As distorções em relação aos usos políticos das concessões públicas de radiodifusão têm sido objeto de pesquisa nas universidades brasileira já há algum tempo. Pesquisadores apontam problemas desde a distribuição das outorgas até as relações entre “cabeças-de-rede” e afiliadas, passando pelos danos infligidos aos princípios que regem a Constituição de 1988.
Em sua dissertação de mestrado defendida no Instituto de Ciência Política da Universidade de Brasília (UnB), em 1994, que se tornou um dos estudos mais conhecidos sobre política e comunicação no Brasil, Paulino Motter mostrou como concessões públicas de radiodifusão foram trocadas por votos em questões importantes durante a elaboração da Constituição de 1988. Dos 91 deputados constituintes que receberam emissoras, por exemplo, 82 (90,1%) teriam votado a favor do mandato presidencial de cinco anos de José Sarney.

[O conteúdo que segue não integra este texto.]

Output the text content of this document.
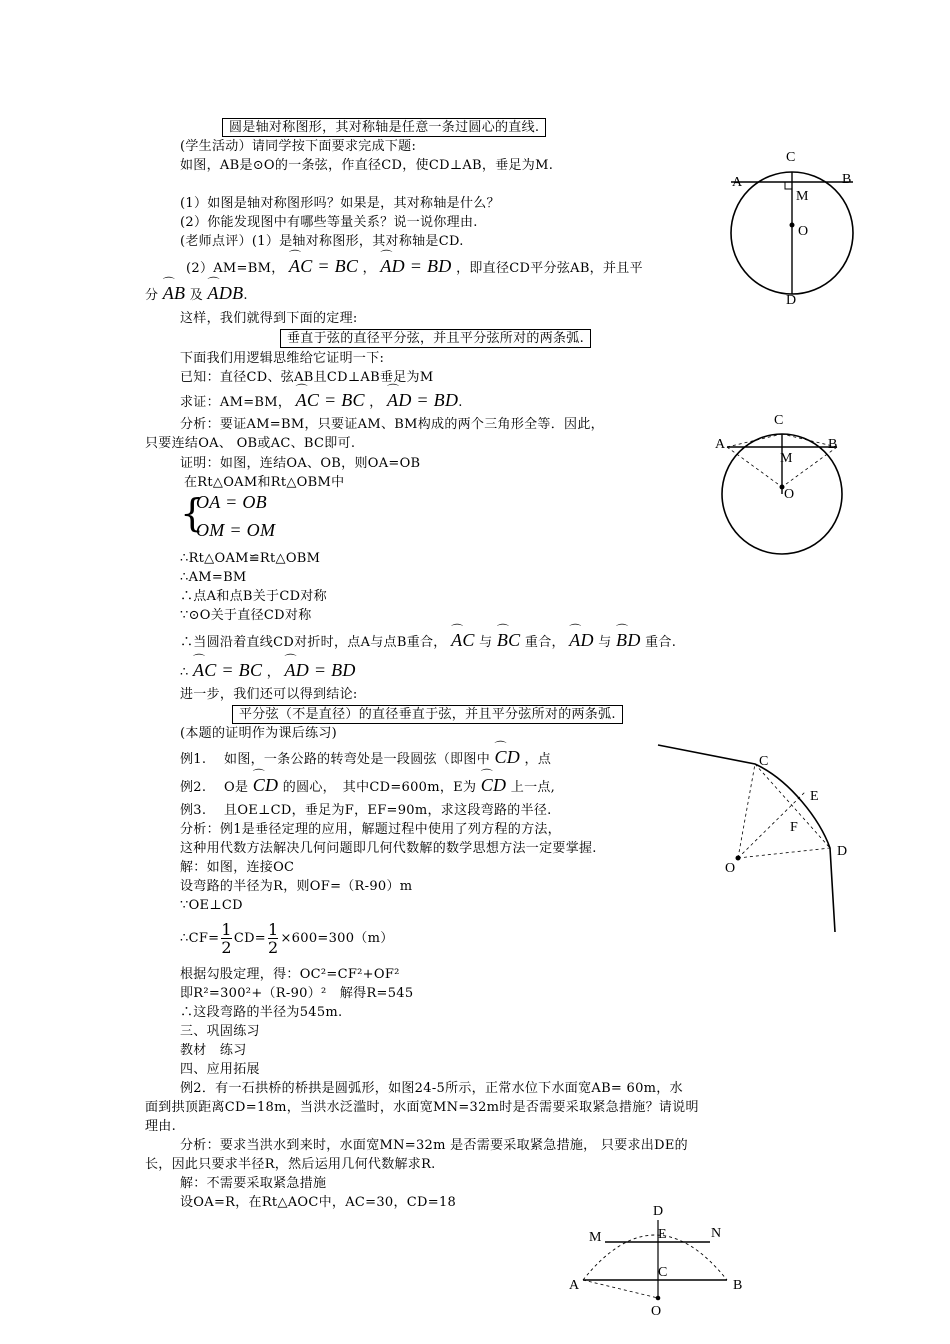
圆是轴对称图形，其对称轴是任意一条过圆心的直线.
(学生活动）请同学按下面要求完成下题:
如图，AB是⊙O的一条弦，作直径CD，使CD⊥AB，垂足为M.
(1）如图是轴对称图形吗？如果是，其对称轴是什么？
(2）你能发现图中有哪些等量关系？说一说你理由.
(老师点评）(1）是轴对称图形，其对称轴是CD.
(2）AM=BM， ⌒ AC = BC ， ⌒ AD = BD ，即直径CD平分弦AB，并且平
分 ⌒ AB 及 ⌒ ADB.
这样，我们就得到下面的定理:
垂直于弦的直径平分弦，并且平分弦所对的两条弧.
下面我们用逻辑思维给它证明一下:
已知：直径CD、弦AB且CD⊥AB垂足为M
求证：AM=BM， ⌒ AC = BC ， ⌒ AD = BD.
分析：要证AM=BM，只要证AM、BM构成的两个三角形全等．因此，
只要连结OA、 OB或AC、BC即可.
证明：如图，连结OA、OB，则OA=OB
在Rt△OAM和Rt△OBM中
{
OA = OB
OM = OM
∴Rt△OAM≌Rt△OBM
∴AM=BM
∴点A和点B关于CD对称
∵⊙O关于直径CD对称
∴当圆沿着直线CD对折时，点A与点B重合， ⌒ AC 与 ⌒ BC 重合， ⌒ AD 与 ⌒ BD 重合.
∴ ⌒ AC = BC ， ⌒ AD = BD
进一步，我们还可以得到结论:
平分弦（不是直径）的直径垂直于弦，并且平分弦所对的两条弧.
(本题的证明作为课后练习)
例1.　 如图，一条公路的转弯处是一段圆弦（即图中 ⌒ CD ，点
例2.　 O是 ⌒ CD 的圆心，　其中CD=600m，E为 ⌒ CD 上一点,
例3.　 且OE⊥CD，垂足为F，EF=90m，求这段弯路的半径.
分析：例1是垂径定理的应用，解题过程中使用了列方程的方法，
这种用代数方法解决几何问题即几何代数解的数学思想方法一定要掌握.
解：如图，连接OC
设弯路的半径为R，则OF=（R-90）m
∵OE⊥CD
∴CF= $\frac{1}{2} CD= \frac{1}{2} \times 600=300(m)$
根据勾股定理，得：OC²=CF²+OF²
即R²=300²+（R-90）²　解得R=545
∴这段弯路的半径为545m.
三、巩固练习
教材　练习
四、应用拓展
例2．有一石拱桥的桥拱是圆弧形，如图24-5所示，正常水位下水面宽AB= 60m，水
面到拱顶距离CD=18m，当洪水泛滥时，水面宽MN=32m时是否需要采取紧急措施？请说明
理由.
分析：要求当洪水到来时，水面宽MN=32m 是否需要采取紧急措施， 只要求出DE的
长，因此只要求半径R，然后运用几何代数解求R.
解：不需要采取紧急措施
设OA=R，在Rt△AOC中，AC=30，CD=18
C
A	B
M
O
D
C
A	B
M
O
C
E
F
D
O
D
M	E	N
C
A	B
O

O estudo de Motter revela, assim, a existência de uma lógica de distribuição de outorgas que não obedeceria necessariamente princípios constitucionais e o “interesse geral”, horizonte do sistema democrático. As concessões seguiriam em grande medida a critérios relativos a interesses particulares imediatos, afinidade político-ideológica ou vínculos pessoais, desconsiderando o cumprimento dos fundamentos que regem a Constituição Federal.
Professora da Escola de Comunicação da Universidade Federal do Rio de Janeiro (UFRJ), Suzy Santos se dedica a pesquisar as relações entre o empresariado nacional de comunicação e as elites políticas locais. Em suas investigações, aponta que “esta aliança garante aos vereadores, prefeitos, governadores, deputados ou senadores, proprietários de televisão aberta, a oferta de programação – e, conseqüentemente, garante a audiência – sem despender muitos recursos e, por outro lado, garante a máquina pública atuando de acordo com os interesses das grandes redes nacionais”. Essas relações funcionariam inclusive como obstáculo para a participação de empresas internacionais no cenário nacional, mantendo o controle direto nas mãos de uma burguesia nacional (ainda que não seja necessariamente nacionalista).
Para Santos, a afiliação de grupos políticos locais às grandes emissoras garantiria, além da ampliação da distribuição do sinal de uma rede, a influência política do empresariado de radiodifusão (centralizado pelas “cabeças-de-rede”) no ambiente legislativo. “É na Câmara dos Deputados e no Senado Federal que se estrutura a rede de clientelismo e apadrinhamento compositiva do coronelismo eletrônico. Deputados e senadores proprietários ou sócios de proprietários de rádio e televisão votam as próprias concessões e estabelecem uma intensa rede de favores. Por outro lado, veículos de comunicação – próprios ou associados – são financiadores das campanhas eleitorais destes mesmos deputados e senadores, retroalimentando o sistema”, afirma.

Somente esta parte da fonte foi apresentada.